It seems like the younger employees these days cannot figure out alternative solutions to problems. So many questions about how to get things done instead of just figuring it out.
I spoke to one girl today... Or tried to speak with her. There were way too many instances of the word 'like' per sentence...
Spending Friday night at the veterinarians office... I bring my dog to work with me most days. He likes coming to the office and everyone loves having him there and it seems like everyone is in a better mood when he is around. This afternoon I had to go meet a client so I left him at the office with my employees like I normally do when I have to go to a meeting. About halfway through the meeting I get like 7 back-to-back calls from the office. I ignore it because usually this means that there is some "major" emergency like we've only got a weeks worth of printer paper left, or the lights flickered, or maybe were down to our last dozen rolls of toilet paper, etc... but then my phone starts blowing up with calls from everybody's cell phones, so I step out and answer. When I pick up the phone all I hear is panicked screaming and then: "How far are you from the office? Hank's mouth is glued shut! What do we do? What do we do?" Me: "Is he breathing?" Response: "He can't open his mouth" Me: "Is he breathing through his nose?" Response: "Hank, Come here, come here Hank, good boy, good boy"......."I can't tell" Me: "He's still walking around the office?" Response: "yea" Me: "Well how long has his mouth been glued shut?" Them: "I don't know, I tried to give him a treat 5 minutes ago and he couldn't open his mouth to eat it" Me: "well I think it's safe to say he is breathing then, I am heading back now, i'll take him to the vet, he should be fine until I get there...... How did his mouth get glued shut?" Response: "He chewed up a bottle of super glue" Me: "How the hell did he get a bottle of super glue" No Response... Me: "well...." Response: "a piece on my shoe was loose and I glued it back on and I think I left the super glue bottle on the floor" I hung up after that... Good news is he is going to be fine, but I took him to the emergency vet nearby since his usual vet was a 45 minute drive away. Everybody in the emergency vets office has been giving me the evil eye ever since I told them that his mouth was glued shut and also that they should try not to touch his ears since they're really sensitive due the shotgun pellets in them. I didn't shoot him... He was a rescue and his previous owner was the one who shot him but I don't think she is buying it (not that I blame her considering the whole super glued mouth thing). I left a message with his normal vet who knows his whole life story so hopefully she will smooth things over when she calls back.

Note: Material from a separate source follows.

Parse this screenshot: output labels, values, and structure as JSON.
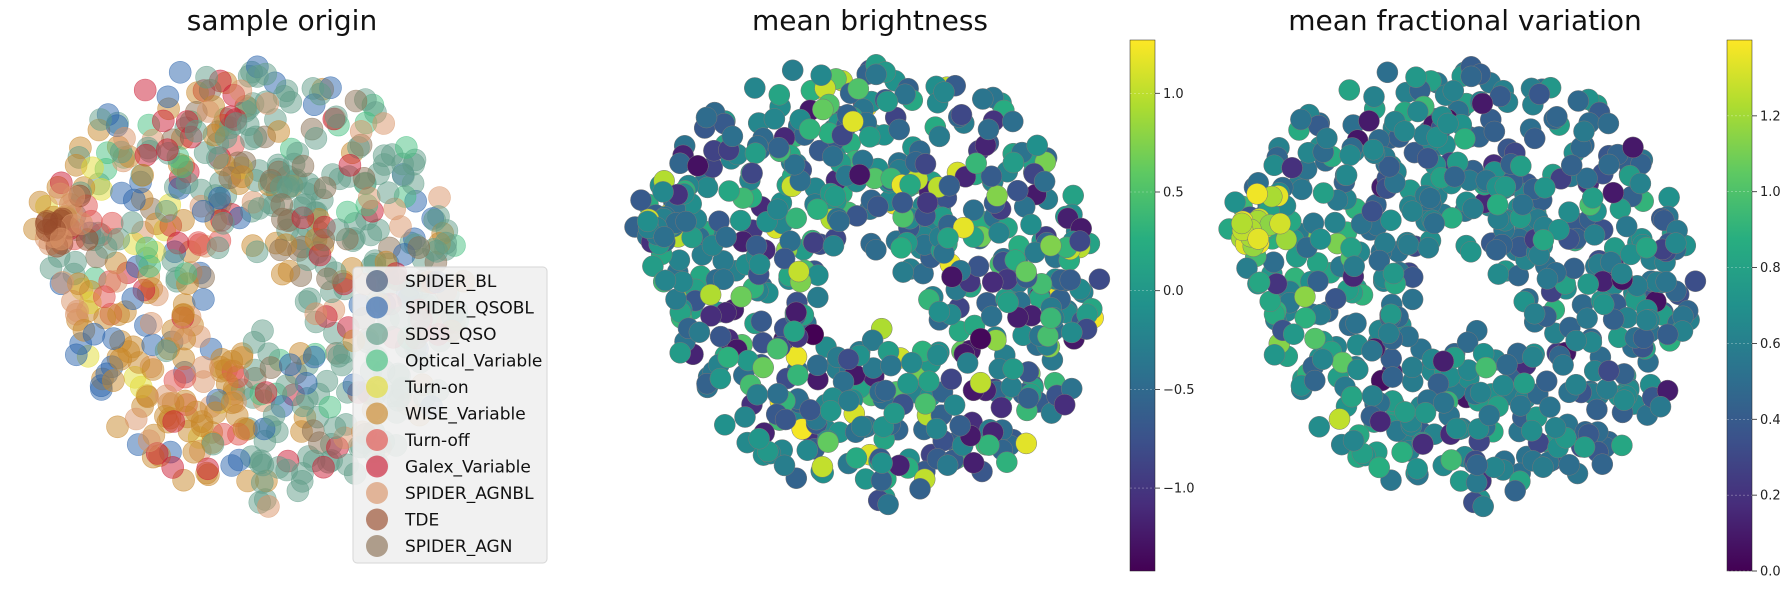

I found myself last night saying to people as they gave a dissertation, "what is the solution?".....as soon as they continued on with their tale I would once again say, "what is the solution?" until they figured out that it not only was their decision to make but they were expected to make a good decision.
But, but, but... Doesn't it take a village? And doesn't everyone deserve a trophy? You left one key item out... And you will be held accountable for the decision(s) you make.
I know it's not funny, but I laughed at this story. Poor pooch. Other night when I took my dog to the vet he was being a little ass while on a leash, he never gets put on one so can't blame him, but he kept pulling and being a pain so I just told him to sit down and then put legs around him to hold him while I was paying. He looked up and was like "really?" So i looked down and said "it's you're fault, and you know if these ppl weren't around I'd have already thumped ya," needless to say I got few dirty looks from other ppl there and even the little girl behind counter gave me the stink eye. Sent from my SM-G950U using Tapatalk
OpposumH, funny but frightening in a way. Unless it's super cold out, my dog is with me 24-7/365. I'd have a hard time trusting him with anyone. Some say" it's just a dog".
Not there yet, I rarely have to get up to pee in the middle of the night. Granted there are times I wake up at 4:30 and my teeth are floating because I am so full of piss, but I have not developed a kitten bladder yet.
My wife has a coworker and her job is to educate children, she asked my wife if we were concerned about burning GMO corn to heat our house. One would think a greenie would be over joyed we are sparing mother earth from GMO corn by burning and destroying it.
I know I used to buy a bag of coal at the feed mill to throw in the stove on a cold day, been at least 10 years since they sold it.
Funny enough he wasn’t even really that concerned about the glue - only thing he was really bothered by was the fact that somebody gave him a treat and he was unable to eat it.